Marinated Sardines, Poached White Asparagus and Truffle

Ingredients

  • 4 fresh sardines, approximately 15 cm (6 inches) long, descaled, filleted
  • fine sea salt
  • 125 ml (4 fl oz/½ cup) white wine vinegar
  • 125 ml (4 fl oz/½ cup) olive oil

Poached White Asparagus

  • 8 thick white asparagus spears
  • 13 g (½ oz) sea salt
  • 10 g (¼ oz) caster (superfine) sugar
  • 2 teaspoons white wine vinegar
  • 50 ml ( fl oz) olive oil

Hazelnut Vinaigrette

  • 1 French shallot, peeled, finely chopped
  • 1 tablespoon sherry vinegar
  • 50 g ( oz/ cup) hazelnuts, blanched, toasted and coarsely crushed
  • 50 ml ( fl oz) hazelnut oil
  • 15 g (½ oz) chives, finely chopped
  • 12 g (¼ oz) black truffle, finely diced (if not in season, use good quality black truffle paste)
  • sea salt

Celery Leaf Salad

  • 250 g (9 oz) inner leaves of celery heart
  • 15 g (½ oz/½ bunch) chervil
  • lemon juice
  • olive oil
  • sea salt
  • borage or other edible flowers, to garnish

Method

Lay the sardine fillets on a clean tray and season both sides with sea salt. Cover and leave for 3 hours in the refrigerator to cure. Fill a shallow bowl with a small amount of vinegar — just enough to be able to submerge the fillets. Rinse the fillets in vinegar by dipping them in briefly; do not leave them submerged. Pat dry with paper towel and lay the fillets flat in a single layer on a rimmed plate or in a shallow bowl. Add enough olive oil to cover. Allow to marinate for at least 6 hours.

Remove the bottom fibrous part of the asparagus stems and gently peel the asparagus from just below the tip, reserving all the trimmings. Put the trimmings in a medium saucepan and cover with 750 ml (26 fl oz/3 cups) water. Place over low to medium heat and bring to a gentle simmer. Turn off the heat and let steep for 20 minutes. Strain the poaching liquid into a bowl, add the salt, sugar, vinegar and olive oil and stir to combine.

Place the peeled asparagus in a large frying pan in a single layer and cover with the poaching liquid mixture. Poach over very low heat for approximately 20 minutes: the asparagus should still retain some texture — firm but not crunchy — and yield slightly when pinched. Gently transfer the asparagus to another vessel, lay flat and cover with just enough of the cooking liquid to cover. Allow to cool.

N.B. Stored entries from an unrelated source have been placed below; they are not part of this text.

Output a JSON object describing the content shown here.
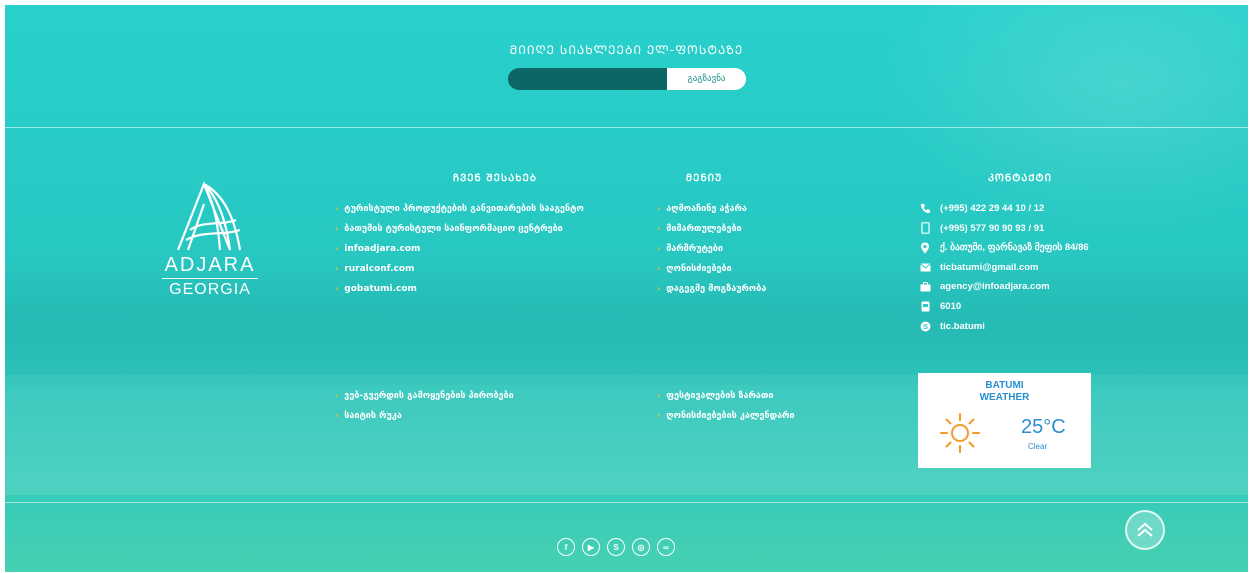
{
  "subscribe": {
    "title": "ᲛᲘᲘᲦᲔ ᲡᲘᲐᲮᲚᲔᲔᲑᲘ ᲔᲚ-ᲤᲝᲡᲢᲐᲖᲔ",
    "input_value": "",
    "button_label": "გაგზავნა"
  },
  "logo": {
    "line1": "ADJARA",
    "line2": "GEORGIA"
  },
  "about": {
    "title": "ᲩᲕᲔᲜ ᲨᲔᲡᲐᲮᲔᲑ",
    "links": [
      "ტურისტული პროდუქტების განვითარების სააგენტო",
      "ბათუმის ტურისტული საინფორმაციო ცენტრები",
      "infoadjara.com",
      "ruralconf.com",
      "gobatumi.com"
    ],
    "links2": [
      "ვებ-გვერდის გამოყენების პირობები",
      "საიტის რუკა"
    ]
  },
  "menu": {
    "title": "ᲛᲔᲜᲘᲣ",
    "links": [
      "აღმოაჩინე აჭარა",
      "მიმართულებები",
      "მარშრუტები",
      "ღონისძიებები",
      "დაგეგმე მოგზაურობა"
    ],
    "links2": [
      "ფესტივალების ზარათი",
      "ღონისძიებების კალენდარი"
    ]
  },
  "contact": {
    "title": "ᲙᲝᲜᲢᲐᲥᲢᲘ",
    "items": [
      {
        "icon": "phone-icon",
        "text": "(+995) 422 29 44 10 / 12"
      },
      {
        "icon": "mobile-icon",
        "text": "(+995) 577 90 90 93 / 91"
      },
      {
        "icon": "location-icon",
        "text": "ქ. ბათუმი, ფარნავაზ მეფის 84/86"
      },
      {
        "icon": "mail-icon",
        "text": "ticbatumi@gmail.com"
      },
      {
        "icon": "briefcase-icon",
        "text": "agency@infoadjara.com"
      },
      {
        "icon": "mailbox-icon",
        "text": "6010"
      },
      {
        "icon": "skype-icon",
        "text": "tic.batumi"
      }
    ]
  },
  "weather": {
    "city": "BATUMI",
    "label": "WEATHER",
    "temperature": "25°C",
    "condition": "Clear",
    "icon": "sun-icon",
    "color": "#2a8fd0",
    "sun_color": "#f39a2b"
  },
  "social": {
    "icons": [
      {
        "name": "facebook-icon",
        "glyph": "f"
      },
      {
        "name": "youtube-icon",
        "glyph": "▶"
      },
      {
        "name": "skype-icon",
        "glyph": "S"
      },
      {
        "name": "instagram-icon",
        "glyph": "◎"
      },
      {
        "name": "tripadvisor-icon",
        "glyph": "∞"
      }
    ]
  },
  "colors": {
    "accent": "#29d0cc",
    "chevron": "#f5c518",
    "input_bg": "#0c6664"
  }
}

For the hazelnut vinaigrette, toss the shallot with the sherry vinegar in a small bowl and set aside to macerate for 10 minutes. Add the crushed hazelnuts, hazelnut oil, chives and truffle to the bowl and stir gently to combine.

Just before serving, toss together the celery leaves and chervil with a few drops of lemon juice and olive oil. Season with sea salt.

Lay the poached asparagus on a serving plate, drape with a sardine fillet and spoon over the hazelnut vinaigrette. Scatter with the celery leaf salad and garnish with edible flowers.